Sugerencias de servicio
Sírvela con arroz jazmín o una baguette crujiente, y por encima espolvorea cilantro, cacahuetes tostados o semillas de calabaza para un contraste de texturas. Combina muy bien con té verde jazmín o agua ligeramente gasificada con lima y jengibre. Es una sopa perfecta para cocinar en una perezosa tarde otoñal de cine en casa o después de un largo paseo en un día frío.
Ingredientes
- boniato pelado, peso después de pelar - 500 g
- zanahoria medianas - 2 piezas
- cebolla mediana - 1 pieza
- jengibre fresco aprox. trozo de 3 cm - 20 g
- leche de coco - 300 ml
- caldo de verduras o agua - 700 ml
- zumo de lima - 2 cucharadas
- salsa de soja en lugar de sal - 1.5 cucharadas
- guindilla opcional, sin semillas, para dar picante - 0.5 piezas
- aceite - 1 cucharada
- cilantro fresco o perejil picado, para servir - 2 cucharadas
Preparación
- Pela el boniato y las zanahorias y córtalos en dados de unos 2 cm. Pela la cebolla y córtala en plumas. Pela el jengibre con una cucharilla y pícalo fino o rállalo. Pica finamente la guindilla (si la usas).
- En una olla grande calienta el aceite a fuego medio. Añade la cebolla y sofríe 4–5 minutos, removiendo, hasta que se ablande y se vuelva ligeramente translúcida, pero sin dorarse.
- Añade el jengibre y la guindilla y sofríe 1 minuto más aproximadamente, hasta que desprendan un aroma intenso.
- Incorpora a la olla el boniato y la zanahoria cortados. Mezcla con la cebolla y el jengibre y sofríe 2–3 minutos para que las verduras se calienten ligeramente.
- Vierte el caldo o el agua, de manera que las verduras queden casi cubiertas. Lleva a ebullición, baja el fuego y cocina 15–18 minutos, hasta que el boniato y la zanahoria estén muy tiernos; el tenedor debe entrar sin resistencia.
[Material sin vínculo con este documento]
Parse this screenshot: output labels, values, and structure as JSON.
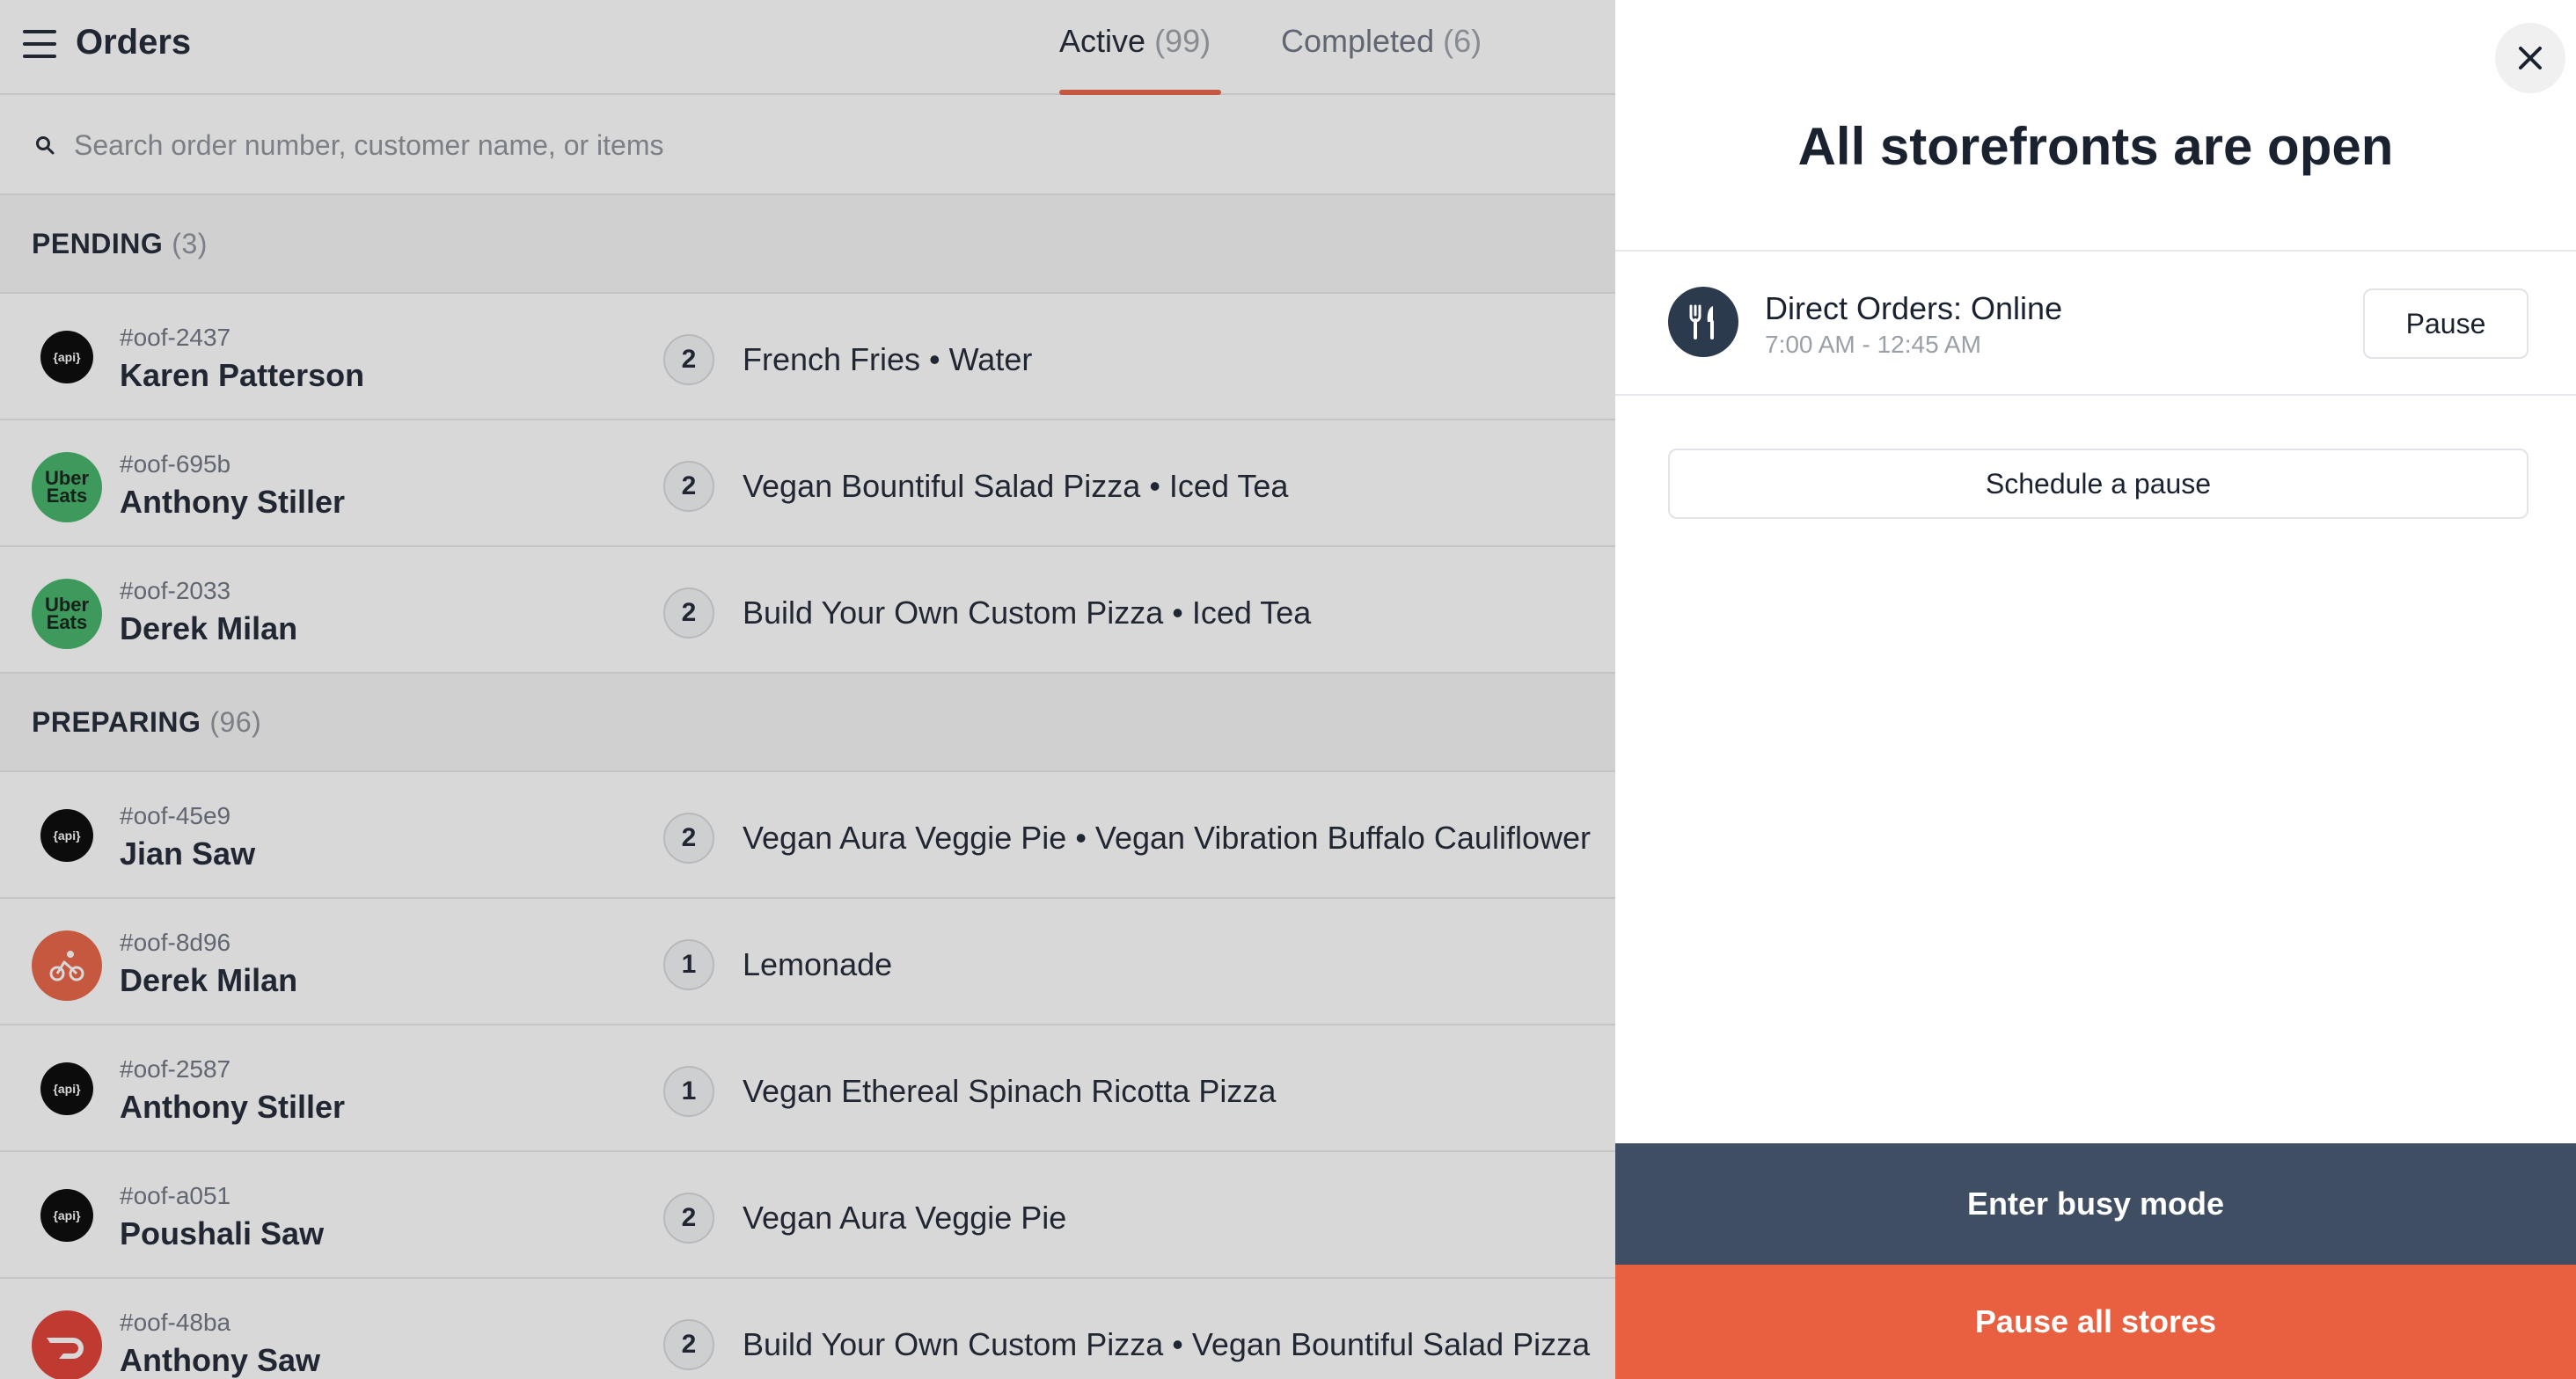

- Retira la olla del fuego. Tritura la sopa con una batidora de mano directamente en la olla o en una batidora de vaso (en este caso, tritura en tandas) hasta obtener una crema lisa.
- Añade la leche de coco y mezcla bien. Vuelve a poner la olla a fuego bajo y calienta 2–3 minutos, sin dejar que hierva con fuerza.
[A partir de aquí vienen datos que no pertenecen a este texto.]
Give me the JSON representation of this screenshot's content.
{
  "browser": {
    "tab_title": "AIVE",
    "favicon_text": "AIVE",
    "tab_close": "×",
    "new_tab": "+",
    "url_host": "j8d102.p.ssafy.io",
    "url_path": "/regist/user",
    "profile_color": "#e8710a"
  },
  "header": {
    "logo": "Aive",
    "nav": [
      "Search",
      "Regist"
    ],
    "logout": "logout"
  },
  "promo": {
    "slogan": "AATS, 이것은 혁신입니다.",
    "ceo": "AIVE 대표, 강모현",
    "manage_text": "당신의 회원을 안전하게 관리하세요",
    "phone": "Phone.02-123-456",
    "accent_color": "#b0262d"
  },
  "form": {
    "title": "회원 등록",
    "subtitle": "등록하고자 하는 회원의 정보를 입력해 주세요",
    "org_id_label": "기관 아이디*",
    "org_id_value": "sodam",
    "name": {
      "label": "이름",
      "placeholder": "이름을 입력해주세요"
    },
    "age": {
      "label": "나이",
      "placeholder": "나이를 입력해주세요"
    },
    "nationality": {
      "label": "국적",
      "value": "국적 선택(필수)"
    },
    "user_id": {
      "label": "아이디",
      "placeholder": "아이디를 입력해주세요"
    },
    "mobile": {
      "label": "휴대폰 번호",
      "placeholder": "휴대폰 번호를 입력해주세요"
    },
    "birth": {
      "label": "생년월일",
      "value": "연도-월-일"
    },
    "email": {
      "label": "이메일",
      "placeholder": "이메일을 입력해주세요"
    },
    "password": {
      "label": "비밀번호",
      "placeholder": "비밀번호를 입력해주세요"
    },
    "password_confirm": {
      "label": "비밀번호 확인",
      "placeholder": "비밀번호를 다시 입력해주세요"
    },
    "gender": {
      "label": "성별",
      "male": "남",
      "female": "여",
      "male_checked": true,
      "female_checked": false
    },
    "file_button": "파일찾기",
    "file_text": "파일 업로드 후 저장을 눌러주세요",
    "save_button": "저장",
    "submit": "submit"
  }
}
- Sazona la sopa con salsa de soja y zumo de lima. Prueba y, si es necesario, añade un poco más de zumo de lima (para acidez) o de salsa de soja (para salinidad).
- Sirve la sopa bien caliente, espolvoreada con cilantro o perejil picado.
Conservación
Guarda la sopa en un recipiente hermético en la nevera hasta 3 días o congélala hasta 3 meses. Caliéntala suavemente, sin hervir con fuerza, y añade las hierbas frescas justo antes de servir.